Das Jazzfest Berlin steht 2021 unter dem Motto „Scenes of Now“ und blickt nach Kairo, São Paulo und Johannesburg. Dafür schloss sich die künstlerische Leiterin Nadin Deventer mit lokalen Partnern in den drei Metropolen zusammen. Daraus entstand ein Post-Corona-Hybrid-Projekt aus Live- und vorproduzierten Konzerten, Videobeiträgen, audiovisuellen Werken und Live-Streams. Insgesamt sind 40 Einzelprojekte angekündigt. Nadin Deventer leitet seit 2018 das Jazzfest Berlin. Wir sprachen mit der 44-jährigen Kuratorin über Berlin als Jazzstadt, Corona und das diesjährige Festival-Programm.
„Think global, act local“, sagt Nadin Deventer vom Jazzfest Berlin
tipBerlin Frau Deventer, Sie sind seit 2018 künstlerische Leiterin des Jazzfest Berlin. Mit welchem Anspruch sind Sie damals angetreten und was hat sich heute, drei Jahre später, verändert?
Nadin Deventer Eines meiner Hauptanliegen war und ist es, das Jazzfest Berlin als Teil der Berliner Musiker:innen- und Kulturszene zu verorten, indem wir verstärkt auf lokale Partnerschafen und Kollaborationen setzen. Zentral in unserer Arbeit ist es, Berliner und internationale Akteure zusammenzubringen, um neue, herausfordernde Projekte zu denken und gemeinsam zu verwirklichen. Think global, act local.
tipBerlin Hat sich in den letzten Jahren Berlin als Jazzstadt verändert?
Nadin Deventer Die Szene ist vital, international und hoch lebendig. Das, was Berlin als Jazzstadt für mich auszeichnet, ist nach wie vor die große Lust am Experiment, das Rücken der Peripherie ins Zentrum, der ausgeprägte Melting Pot mit Musiker:innen aus der ganzen Welt, die vielen wichtigen kleinen und größeren Orte und Festivals zu sehr unterschiedlichen Themen und Strömungen. Bleibt zu hoffen, dass dieses vielfältige Berliner Biotop der kreativen Musik- und Kulturlandschaft durch Corona nicht allzu großen Schaden genommen hat.
tipBerlin 2021 lautet das das Jazzfest-Motto „Scenes of Now“, das Festival blickt auf die Szenen in Kairo, São Paulo und Johannesburg. Wieso dieser Schwerpunkt?
Nadin Deventer Für Künstler:innen sind lokale Szenen der Nukleus für ihr kreatives Schaffen und Wachsen. Die genannten drei Städte sind kulturelle Schmelztiegel. Unser hybrides Festivalformat ermöglicht es, trotz der Pandemie große Distanzen zu überwinden und in die experimentellen Musikszenen dieser drei sehr spannenden und auch unterschiedlichen Kulturmetropolen einzutauchen.

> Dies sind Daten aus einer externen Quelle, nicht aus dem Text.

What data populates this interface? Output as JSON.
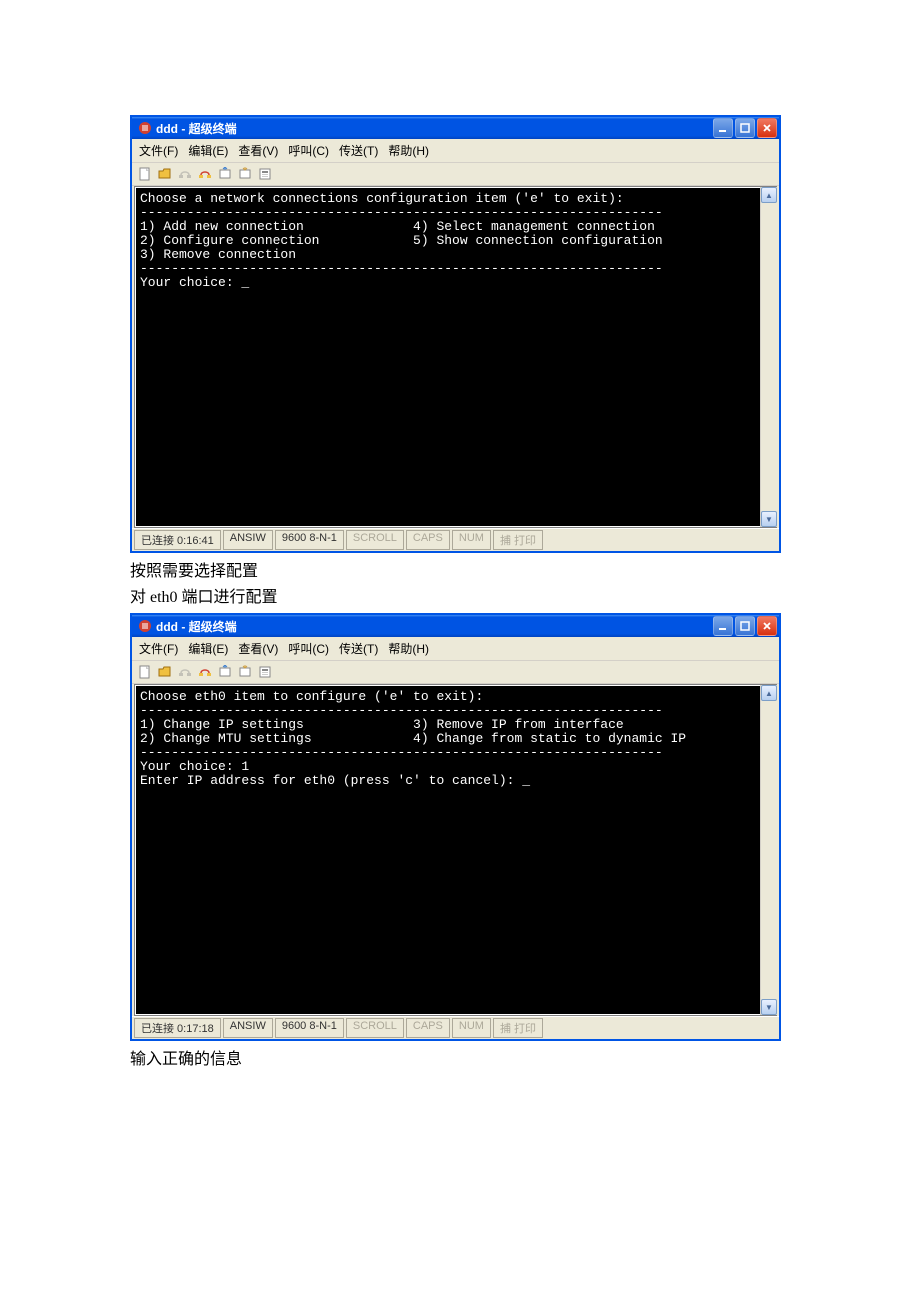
{
  "window1": {
    "title": "ddd - 超级终端",
    "menu": {
      "file": "文件(F)",
      "edit": "编辑(E)",
      "view": "查看(V)",
      "call": "呼叫(C)",
      "transfer": "传送(T)",
      "help": "帮助(H)"
    },
    "terminal": {
      "header": "Choose a network connections configuration item ('e' to exit):",
      "divider1": "-------------------------------------------------------------------",
      "opt1": "1) Add new connection              4) Select management connection",
      "opt2": "2) Configure connection            5) Show connection configuration",
      "opt3": "3) Remove connection",
      "divider2": "-------------------------------------------------------------------",
      "prompt": "Your choice: _"
    },
    "status": {
      "conn": "已连接 0:16:41",
      "term": "ANSIW",
      "params": "9600 8-N-1",
      "scroll": "SCROLL",
      "caps": "CAPS",
      "num": "NUM",
      "print": "捕  打印"
    }
  },
  "caption1": "按照需要选择配置",
  "caption2": "对 eth0 端口进行配置",
  "window2": {
    "title": "ddd - 超级终端",
    "menu": {
      "file": "文件(F)",
      "edit": "编辑(E)",
      "view": "查看(V)",
      "call": "呼叫(C)",
      "transfer": "传送(T)",
      "help": "帮助(H)"
    },
    "terminal": {
      "header": "Choose eth0 item to configure ('e' to exit):",
      "divider1": "-------------------------------------------------------------------",
      "opt1": "1) Change IP settings              3) Remove IP from interface",
      "opt2": "2) Change MTU settings             4) Change from static to dynamic IP",
      "divider2": "-------------------------------------------------------------------",
      "choice": "Your choice: 1",
      "prompt": "Enter IP address for eth0 (press 'c' to cancel): _"
    },
    "status": {
      "conn": "已连接 0:17:18",
      "term": "ANSIW",
      "params": "9600 8-N-1",
      "scroll": "SCROLL",
      "caps": "CAPS",
      "num": "NUM",
      "print": "捕  打印"
    }
  },
  "caption3": "输入正确的信息"
}
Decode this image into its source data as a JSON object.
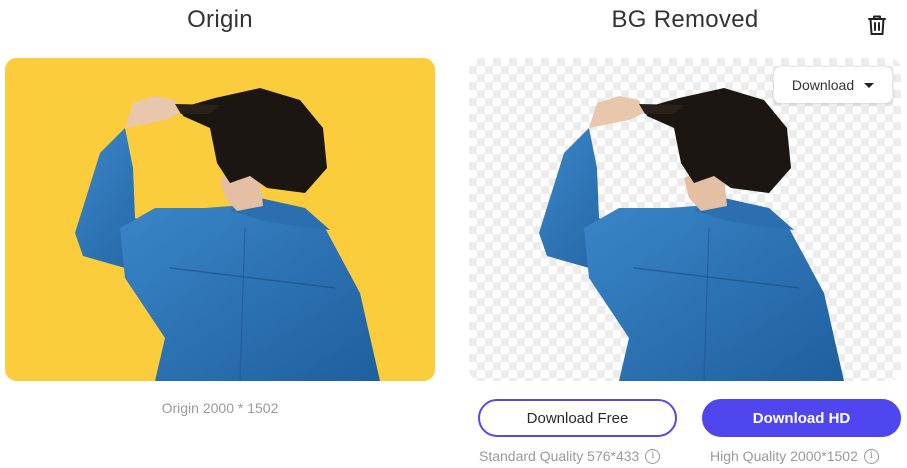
{
  "origin": {
    "title": "Origin",
    "meta_label": "Origin 2000 * 1502",
    "background_color": "#f9c733"
  },
  "removed": {
    "title": "BG Removed",
    "delete_icon": "trash-icon",
    "dropdown": {
      "label": "Download",
      "icon": "caret-down-icon"
    }
  },
  "actions": {
    "free": {
      "label": "Download Free",
      "quality": "Standard Quality 576*433",
      "info_icon": "info-icon"
    },
    "hd": {
      "label": "Download HD",
      "quality": "High Quality 2000*1502",
      "info_icon": "info-icon"
    }
  },
  "colors": {
    "accent": "#4f46f0",
    "accent_border": "#5649e5",
    "text_muted": "#9a9a9a",
    "title": "#333333"
  }
}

tipBerlin Zu welchen Erkenntnissen sind Sie in der Zusammenarbeit mit den internationalen Partnern gekommen?
Nadin Deventer Im mehrmonatigen Austausch mit den Co-Kurator:innen – Maurice Louca für Kairo, Juliano Gentile und Manoela Wright für São Paulo und Jess White für Johannesburg – zeigte sich trotz vieler individueller Ausprägungen eine Gemeinsamkeit: Alle drei der genannten Städte bilden vor Kreativität sprudelnde urbane Zentren inmitten postkolonialer Gesellschaften, in denen das komplexe Verhältnis von Globalisierung und kulturellem Erbe, Innovation und Tradition, Emanzipation und dem Rückbezug auf multiple kulturelle Wurzeln derzeit neu ausgelotet wird.

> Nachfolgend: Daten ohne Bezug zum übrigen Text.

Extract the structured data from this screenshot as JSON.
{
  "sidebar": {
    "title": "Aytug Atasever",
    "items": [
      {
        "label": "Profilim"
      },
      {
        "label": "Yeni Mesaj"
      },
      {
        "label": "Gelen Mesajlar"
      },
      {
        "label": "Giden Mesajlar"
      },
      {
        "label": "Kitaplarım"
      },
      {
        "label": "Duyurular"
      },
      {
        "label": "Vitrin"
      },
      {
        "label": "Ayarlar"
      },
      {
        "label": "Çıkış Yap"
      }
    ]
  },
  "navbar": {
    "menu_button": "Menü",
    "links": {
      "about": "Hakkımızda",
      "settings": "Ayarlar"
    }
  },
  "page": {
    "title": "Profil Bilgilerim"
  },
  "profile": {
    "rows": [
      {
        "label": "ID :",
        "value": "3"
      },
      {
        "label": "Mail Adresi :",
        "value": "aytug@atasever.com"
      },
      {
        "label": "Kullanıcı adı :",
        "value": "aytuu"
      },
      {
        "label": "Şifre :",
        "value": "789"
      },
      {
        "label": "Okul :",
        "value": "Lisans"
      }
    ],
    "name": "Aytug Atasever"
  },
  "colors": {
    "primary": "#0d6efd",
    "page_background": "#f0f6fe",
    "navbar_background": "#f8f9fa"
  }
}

Dieses Reibungsfeld hat nicht nur in jeder der drei Städte einen eigenen, charakteristischen Sound geprägt. Es hat auch spezifische Zugänge zu Fragen von kultureller Identität und gesellschaftlichen Selbstverortungen der aktuellen musikalischen Avantgarden freigelegt, an die das Festivalprogramm in Diskursformaten und einem Digital Guide zu jedem Städte-Fokus anknüpft. Zudem präsentieren wir in unserem Live-Programm dieses Jahr auch wieder zahlreiche Musiker:innen aus der Berliner und New Yorker Szene im Silent Green, in der Kaiser-Wilhelm-Gedächtnis-Kirche und im Pierre Boulez Saal, so dass wir Einblicke in die lokalen experimentellen Szenen von fünf Kulturmetropolen geben und diese mit unserem Festival in ein Verhältnis zueinander setzen können.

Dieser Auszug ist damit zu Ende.